Quand et comment t’est venue l’idée de « La Course aux Canards » ?
Il y a une dizaine d’années en tentant de mettre sur papier des souvenirs d’enfance et d’adolescence.
J’ai la chance d’avoir gardé comme amis Gilles et Christian, deux protagonistes de cette époque, et, à chacune de nos retrouvailles toujours un peu arrosées (réveillon , anniversaire, etc …), on finit toujours par évoquer Tinténiac, notre jeunesse, nos rêves plus ou moins réalisés… Je me rendais compte que chacun d’entre nous, bien qu’ayant assisté aux mêmes scènes, que ce soit au collège, et dans nos activités en dehors de l’école, en avait un souvenir partiel et différent. Et puis, au fur et à mesure que j’écrivais, je me rappelais du café où j’ai grandi, des personnages qui le peuplaient, des attractions aujourd’hui disparues comme les bals, le Logis ou cette Course aux Canards dans le canal…
J’ai montré le manuscrit lors de stages d’écriture à des collègues totalement extérieurs à Tinténiac, au milieu rural, et qui m’ont tous encouragé. Je ne m’étais pas rendu compte que j’abordais aussi la cruauté des pairs dans les internats de l’époque, les bizutages, l’arrivée des Pieds Noirs que personne n’attendaient, mai 68, mais aussi l’acquisition de valeurs invisibles qui nous construisent à notre insu, issus de nos activités comme le théâtre amateur ou l’animation bénévole du club de jeunes, le Grenier, les sorties aux bals ou en boîte, qui ont forgées nos pratiques de solidarité, d’écoute, de respect, d’amitié.
J’ai donc corrigé, développé certains de ses aspects, avec l’envie de témoigner, de laisser une trace sur une époque, sans utiliser de jargon ethno-sociologique, alors que cette course n’est au fond que la description des premiers émois, les « premières fois » des jeunes issus d’une communauté sociale, dans une décennie donnée. Enfin, en passant à l’étape de diffusion publique, ce qui n’a pas été facile, car aucun éditeur n’en voulait (trop local donc faible tirage), j’ai tout réécrit au « je », gommé ce qui pouvait prêter à polémique, car le but reste de faire plaisir à des familles, à des gens qui ont joué des rôles essentiels dans la vie locale, et dont l’histoire officielle ne parle jamais ! Pour le reste et les bêtises avouées 50 ans après, il y a prescription !
Une des choses qui m’ont le plus surpris c’est le mode de vie des gens de cet endroit-là (entre Rennes et St Malo) dans les années 60. Je suis né au début des années 70 et apprendre que quelques années avant, les gens lavaient leur linge dans le canal, c’est un peu vertigineux. D’après toi, l’histoire « populaire », c’est-à-dire celle racontée par les gens qui l’ont vécue directement, ça permet d’expliquer aussi des trucs de base pour que ceux qui sont arrivés après, pour qu’ils puissent situer les changements, entre autres ?

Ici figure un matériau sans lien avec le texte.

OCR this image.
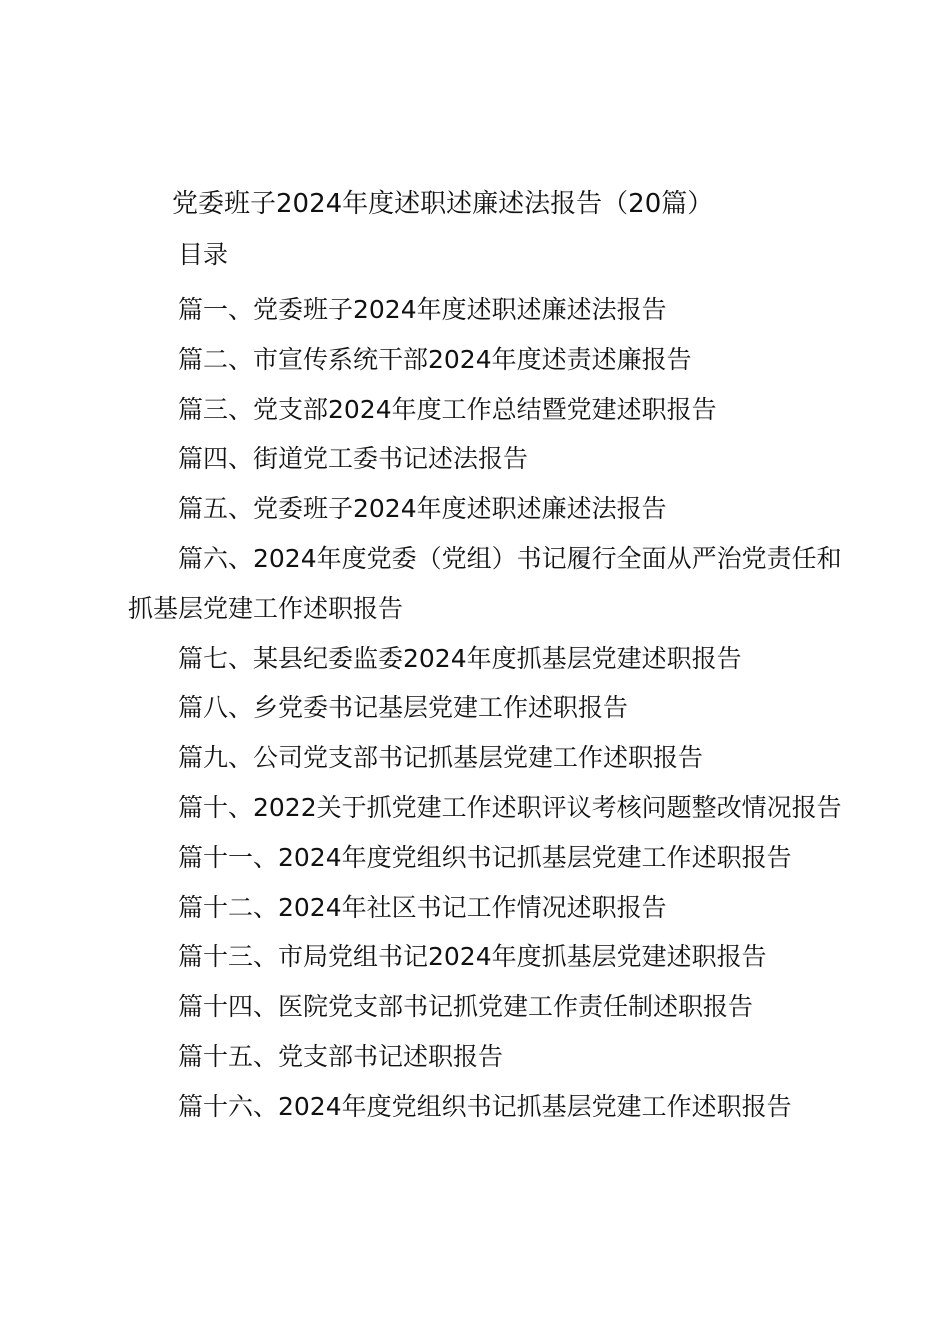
党委班子2024年度述职述廉述法报告（20篇）
目录
篇一、党委班子2024年度述职述廉述法报告
篇二、市宣传系统干部2024年度述责述廉报告
篇三、党支部2024年度工作总结暨党建述职报告
篇四、街道党工委书记述法报告
篇五、党委班子2024年度述职述廉述法报告
篇六、2024年度党委（党组）书记履行全面从严治党责任和抓基层党建工作述职报告
篇七、某县纪委监委2024年度抓基层党建述职报告
篇八、乡党委书记基层党建工作述职报告
篇九、公司党支部书记抓基层党建工作述职报告
篇十、2022关于抓党建工作述职评议考核问题整改情况报告
篇十一、2024年度党组织书记抓基层党建工作述职报告
篇十二、2024年社区书记工作情况述职报告
篇十三、市局党组书记2024年度抓基层党建述职报告
篇十四、医院党支部书记抓党建工作责任制述职报告
篇十五、党支部书记述职报告
篇十六、2024年度党组织书记抓基层党建工作述职报告
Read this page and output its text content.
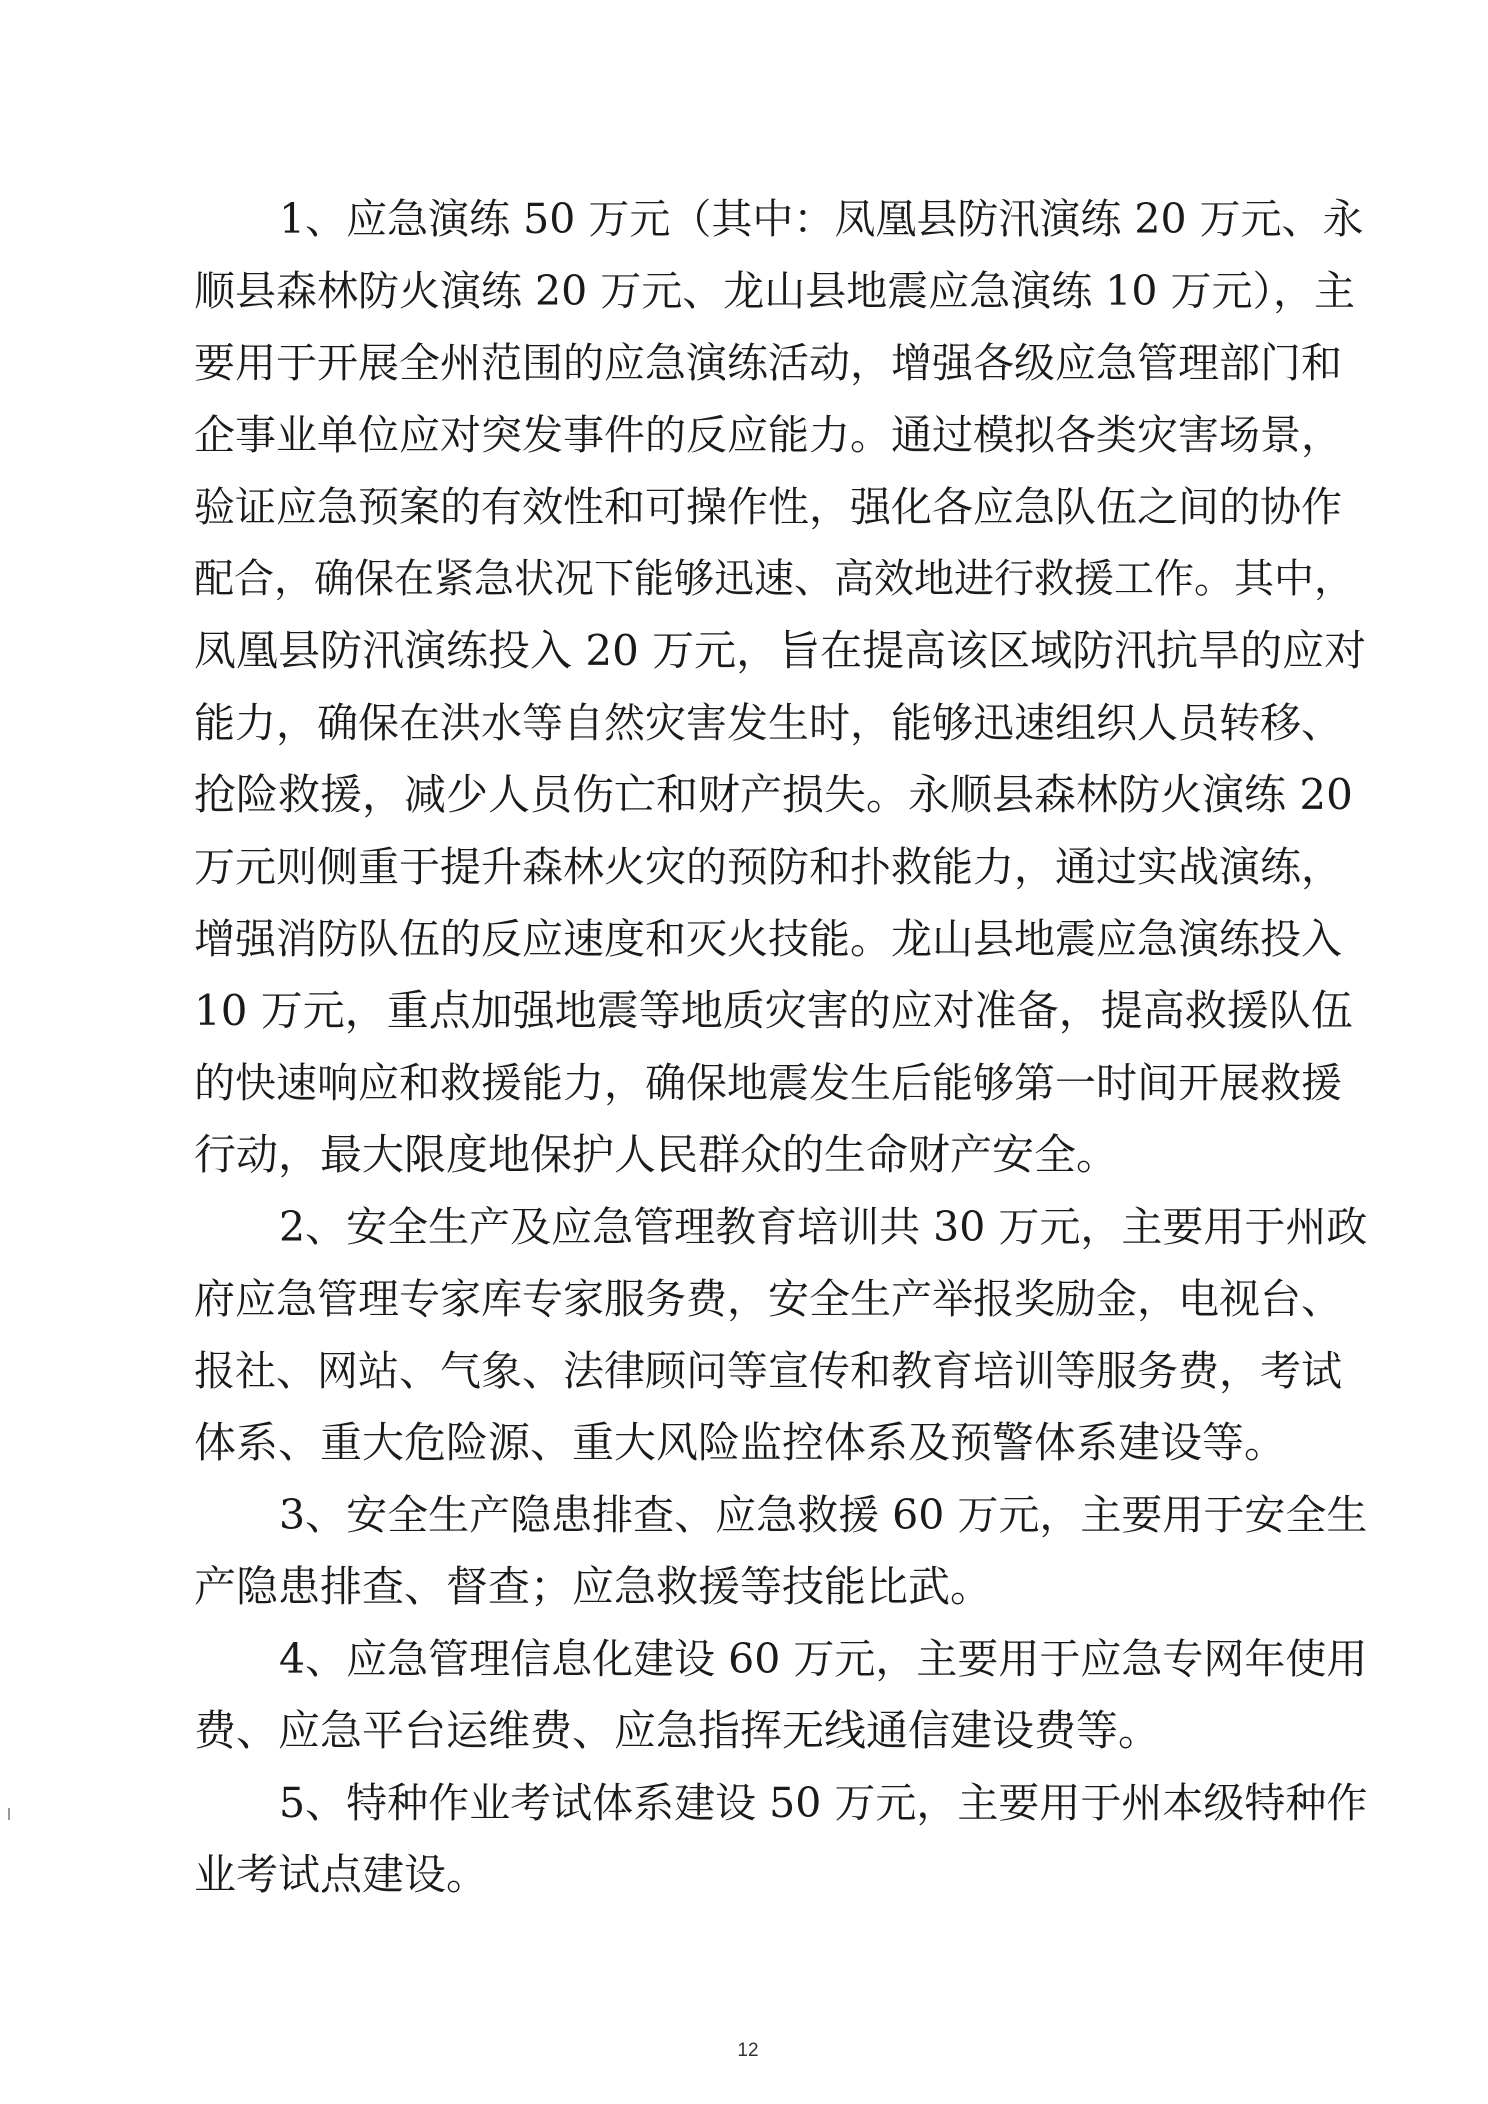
1、应急演练 50 万元（其中：凤凰县防汛演练 20 万元、永
顺县森林防火演练 20 万元、龙山县地震应急演练 10 万元），主
要用于开展全州范围的应急演练活动，增强各级应急管理部门和
企事业单位应对突发事件的反应能力。通过模拟各类灾害场景，
验证应急预案的有效性和可操作性，强化各应急队伍之间的协作
配合，确保在紧急状况下能够迅速、高效地进行救援工作。其中，
凤凰县防汛演练投入 20 万元，旨在提高该区域防汛抗旱的应对
能力，确保在洪水等自然灾害发生时，能够迅速组织人员转移、
抢险救援，减少人员伤亡和财产损失。永顺县森林防火演练 20
万元则侧重于提升森林火灾的预防和扑救能力，通过实战演练，
增强消防队伍的反应速度和灭火技能。龙山县地震应急演练投入
10 万元，重点加强地震等地质灾害的应对准备，提高救援队伍
的快速响应和救援能力，确保地震发生后能够第一时间开展救援
行动，最大限度地保护人民群众的生命财产安全。
2、安全生产及应急管理教育培训共 30 万元，主要用于州政
府应急管理专家库专家服务费，安全生产举报奖励金，电视台、
报社、网站、气象、法律顾问等宣传和教育培训等服务费，考试
体系、重大危险源、重大风险监控体系及预警体系建设等。
3、安全生产隐患排查、应急救援 60 万元，主要用于安全生
产隐患排查、督查；应急救援等技能比武。
4、应急管理信息化建设 60 万元，主要用于应急专网年使用
费、应急平台运维费、应急指挥无线通信建设费等。
5、特种作业考试体系建设 50 万元，主要用于州本级特种作
业考试点建设。
12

Entre autres, oui … L’histoire officielle a toujours été faite par des élites qui savaient lire à partir d’archives qui elles-mêmes sont triées, classées, accessibles ou pas. On a longtemps enseigné les dates, qui tombaient comme un couperet, déterminant le avant et le après. Or depuis Braudel et l’école des Annales, on sait que les processus sont un peu plus longs. Et même avec de meilleures intentions que les historiens bourgeois à la solde du pouvoir, les marxistes ont fait des dégâts : en parlant au nom du peuple, en confisquant ou en s’appropriant leur parole, comme si le peuple était unique et unanime. Bref, les limites de la grande histoire qu’on qualifie aujourd’hui d’historiographie.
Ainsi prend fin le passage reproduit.